The United Nations Environment Programme (UNEP) and the Stockholm Environment Institute (SEI) published a report in October on the challenges and stakes involved with recovering domestic wastewater. Based on the observation that nearly 330 km3 of municipal wastewater is produced globally each year, the study looks at the various processes for recovering and reusing this potential resource. Credit: Thinkstock – hxdyl
A wide range of potential resources!
Credit: Thinkstock – hxdyl
If this volume was treated or recycled, it would be enough to irrigate 40 million hectares of farmland or generate enough sludge biogas to supply 130 million households with energy! For instance, this would represent 15% of current irrigation requirements worldwide. Vientiane, the capital of Laos, could produce enough biogas with its wastewater to drive a bus 10,000 km. The possibilities for creating value from a city’s wastewater are not restricted to just recycling or biogas production, as highlighted in the report: wastewater treatment sludge also contains various components that are used in most fertilisers and could supply 25% of the nitrogen and 15% of the phosphorus used for this. In other words, a city with 10 million inhabitants produces a volume of wastewater each year that could fertilise 500,000 hectares of farmland. So, waste also has an economic value! For instance, the UNEP-SEI study estimates the value of wastewater produced by Indian coastal cities each day at 17 million dollars.
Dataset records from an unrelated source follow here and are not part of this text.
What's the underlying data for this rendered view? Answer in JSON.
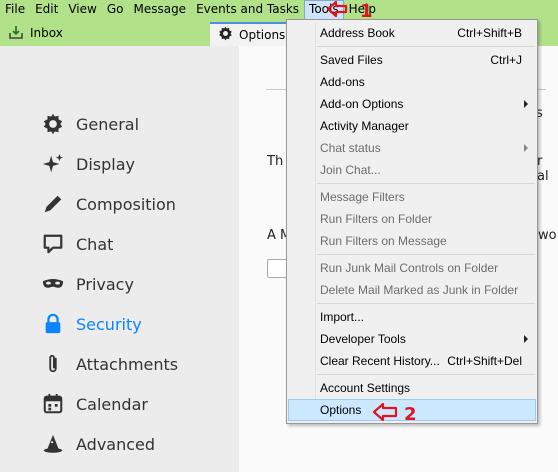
{
  "menubar": {
    "items": [
      "File",
      "Edit",
      "View",
      "Go",
      "Message",
      "Events and Tasks",
      "Tools",
      "Help"
    ]
  },
  "tabs": {
    "inbox": "Inbox",
    "options": "Options"
  },
  "sidebar": {
    "items": [
      {
        "label": "General",
        "icon": "gear-icon"
      },
      {
        "label": "Display",
        "icon": "sparkle-icon"
      },
      {
        "label": "Composition",
        "icon": "pencil-icon"
      },
      {
        "label": "Chat",
        "icon": "chat-icon"
      },
      {
        "label": "Privacy",
        "icon": "mask-icon"
      },
      {
        "label": "Security",
        "icon": "lock-icon",
        "selected": true
      },
      {
        "label": "Attachments",
        "icon": "paperclip-icon"
      },
      {
        "label": "Calendar",
        "icon": "calendar-icon"
      },
      {
        "label": "Advanced",
        "icon": "wizard-hat-icon"
      }
    ]
  },
  "main": {
    "fragment_1": "Th",
    "fragment_2": "r al",
    "fragment_3": "A M",
    "fragment_4": "wo",
    "fragment_5": "s"
  },
  "tools_menu": {
    "items": [
      {
        "label": "Address Book",
        "shortcut": "Ctrl+Shift+B",
        "disabled": false
      },
      {
        "label": "Saved Files",
        "shortcut": "Ctrl+J",
        "disabled": false
      },
      {
        "label": "Add-ons",
        "shortcut": "",
        "disabled": false
      },
      {
        "label": "Add-on Options",
        "shortcut": "",
        "submenu": true,
        "disabled": false
      },
      {
        "label": "Activity Manager",
        "shortcut": "",
        "disabled": false
      },
      {
        "label": "Chat status",
        "shortcut": "",
        "submenu": true,
        "disabled": true
      },
      {
        "label": "Join Chat...",
        "shortcut": "",
        "disabled": true
      },
      {
        "label": "Message Filters",
        "shortcut": "",
        "disabled": true
      },
      {
        "label": "Run Filters on Folder",
        "shortcut": "",
        "disabled": true
      },
      {
        "label": "Run Filters on Message",
        "shortcut": "",
        "disabled": true
      },
      {
        "label": "Run Junk Mail Controls on Folder",
        "shortcut": "",
        "disabled": true
      },
      {
        "label": "Delete Mail Marked as Junk in Folder",
        "shortcut": "",
        "disabled": true
      },
      {
        "label": "Import...",
        "shortcut": "",
        "disabled": false
      },
      {
        "label": "Developer Tools",
        "shortcut": "",
        "submenu": true,
        "disabled": false
      },
      {
        "label": "Clear Recent History...",
        "shortcut": "Ctrl+Shift+Del",
        "disabled": false
      },
      {
        "label": "Account Settings",
        "shortcut": "",
        "disabled": false
      },
      {
        "label": "Options",
        "shortcut": "",
        "disabled": false,
        "highlighted": true
      }
    ]
  },
  "annotations": {
    "step1": "1",
    "step2": "2"
  },
  "colors": {
    "menubar_bg": "#b1e28a",
    "accent": "#0a84ff",
    "annotation": "#e0141e",
    "menu_highlight": "#cce8ff"
  }
}
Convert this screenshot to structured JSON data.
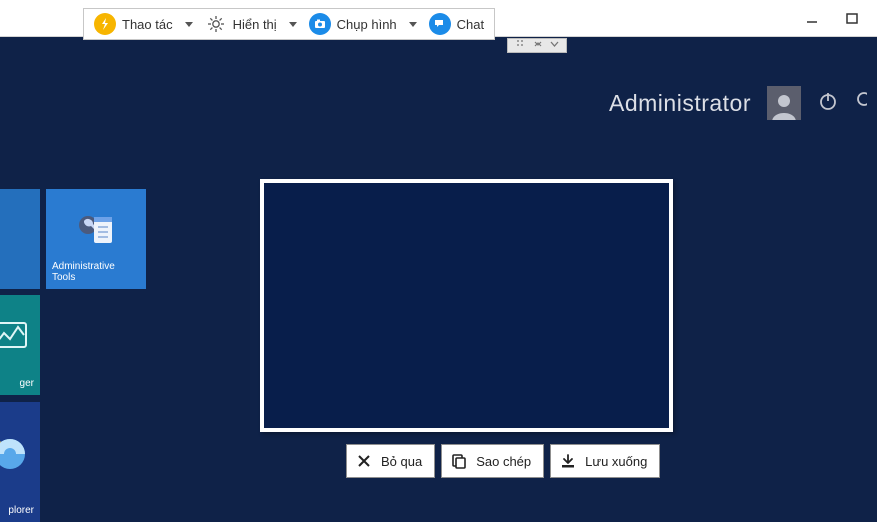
{
  "toolbar": {
    "action": "Thao tác",
    "display": "Hiển thị",
    "capture": "Chụp hình",
    "chat": "Chat"
  },
  "header": {
    "user": "Administrator"
  },
  "tiles": {
    "admin_tools": "Administrative Tools",
    "manager_suffix": "ger",
    "explorer_suffix": "plorer"
  },
  "capture_actions": {
    "skip": "Bỏ qua",
    "copy": "Sao chép",
    "save": "Lưu xuống"
  }
}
Economic and cultural issues
A deficient or undeveloped wastewater treatment network can therefore have major health and economic impacts. In India for example, improving the sanitation system would make it possible to cut the costs of healthcare and water provision by 54 billion dollars. The research presents a selection of best practices and solutions to capture the value available with these resources, in addition to setting out the prerequisites for efficient recovery: a good sanitation system must not only be economically viable and technically reliable, it must also be aligned with local cultural practices and institutional frameworks, as well as regional natural risks.
For instance, in Hölö, Sweden, low population-density has made centralized wastewater treatment financially unfeasible. Local stakeholders have chosen to set up a collection process where wastewater is transported by truck to storage units, which convert it into fertiliser for local farms. The study includes other examples of similar practices in Burkina Faso or Bolivia for instance.
Lastly, the report presents other solutions: making use of the purification capacity of plants, such as duckweed, to treat wastewater stored in lagoons; using residual sludge for construction materials in Sweden; or even using sludge as nutrients for rearing insects (which eat it) for animal feed, in line with the approach adopted by the French start-up Ynsect.